She had a past medical history of hypertension, vitamin D deficiency and polycystic ovarian syndrome. Her medications included lisinopril, hydrochlorothiazide and vitamin D. The patient’s surgical history included only a remote history of tonsillectomy. She reported an allergic reaction to sulfa antibiotics resulting in a rash and laryngeal edema.
In regard to her social history, she had no history of smoking, alcohol use or illicit drug use. She worked as an elementary school teacher and was able to perform her basic activities of daily living (ADLs) without any limitations. The patient denied any notable medical diagnoses in her three children apart from a history of IgA vasculitis in one of her sons. Her father was born in China, and her maternal family originated from Cuba. She denied any history of travel and did not own any pets. There was no known family history of periodic fever syndromes.
On physical exam, the patient’s vital signs were within normal limits, with a temperature of 98.9ºF. The only notable findings were an erythematous rash along her upper chest (see Figure 1) and synovitis of both the second and fourth proximal interphalangeal joints (see Figure 2). She had no palpable lymphadenopathy, parotid enlargement, conjunctivitis or oral ulcers. The cardiopulmonary examination was unremarkable. An abdominal examination revealed a non-tender abdomen without distention, rebound or hepatosplenomegaly. Muscle strength testing was normal, and she had no neurological deficits.

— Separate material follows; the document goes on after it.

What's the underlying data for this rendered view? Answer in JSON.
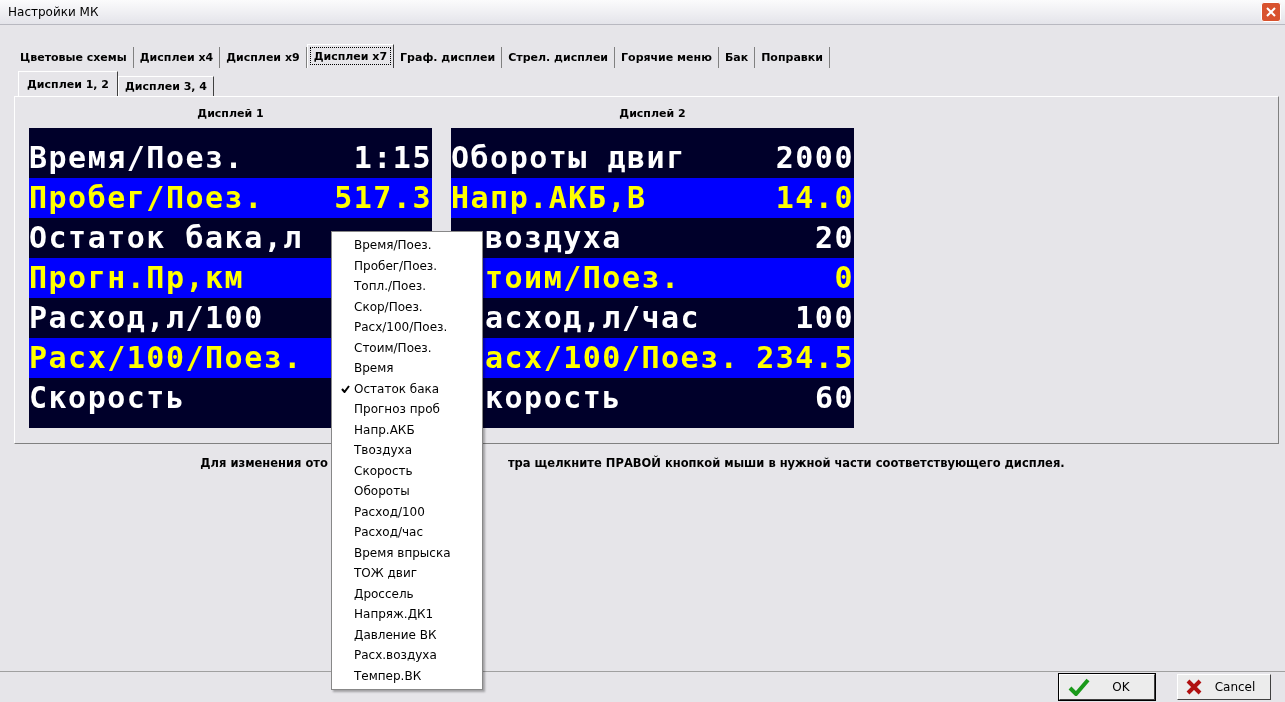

Testing in 2009 ruled out an infectious etiology; the investigation was largely unremarkable apart from a positive Epstein-Barr virus (EBV) IgG titer. Further evaluation was halted until the patient had a recurrence of her episodes four years later, when she again underwent extensive testing for an infectious cause of her symptoms, this time at an academic medical center. Stool cultures, blood cultures, viral hepatitis, HIV, QuantiFERON-TB, parvovirus, testing for Lyme disease, rickettsia, C. difficile, blastomycosis and histoplasmosis all came back negative. The patient’s complete blood count, comprehensive metabolic panel, erythrocyte sedimentation rate, C-reactive protein and urinalysis were all within normal limits on multiple occasions. Other tests, such as creatinine kinase, aldolase, thyroid-stimulating hormone (TSH), serum protein electrophoresis and serum immunoglobulins, came back normal, as well. Testing for celiac disease was negative. A rheumatologic evaluation was negative for anti-nuclear antibodies, including any extractable nuclear antigens, anti-neutrophil cytoplasmic antibodies (ANCA), rheumatoid factor, anti-cyclic citrullinated peptide (CCP) antibody, HLA-B27 and angiotensin-converting enzyme levels.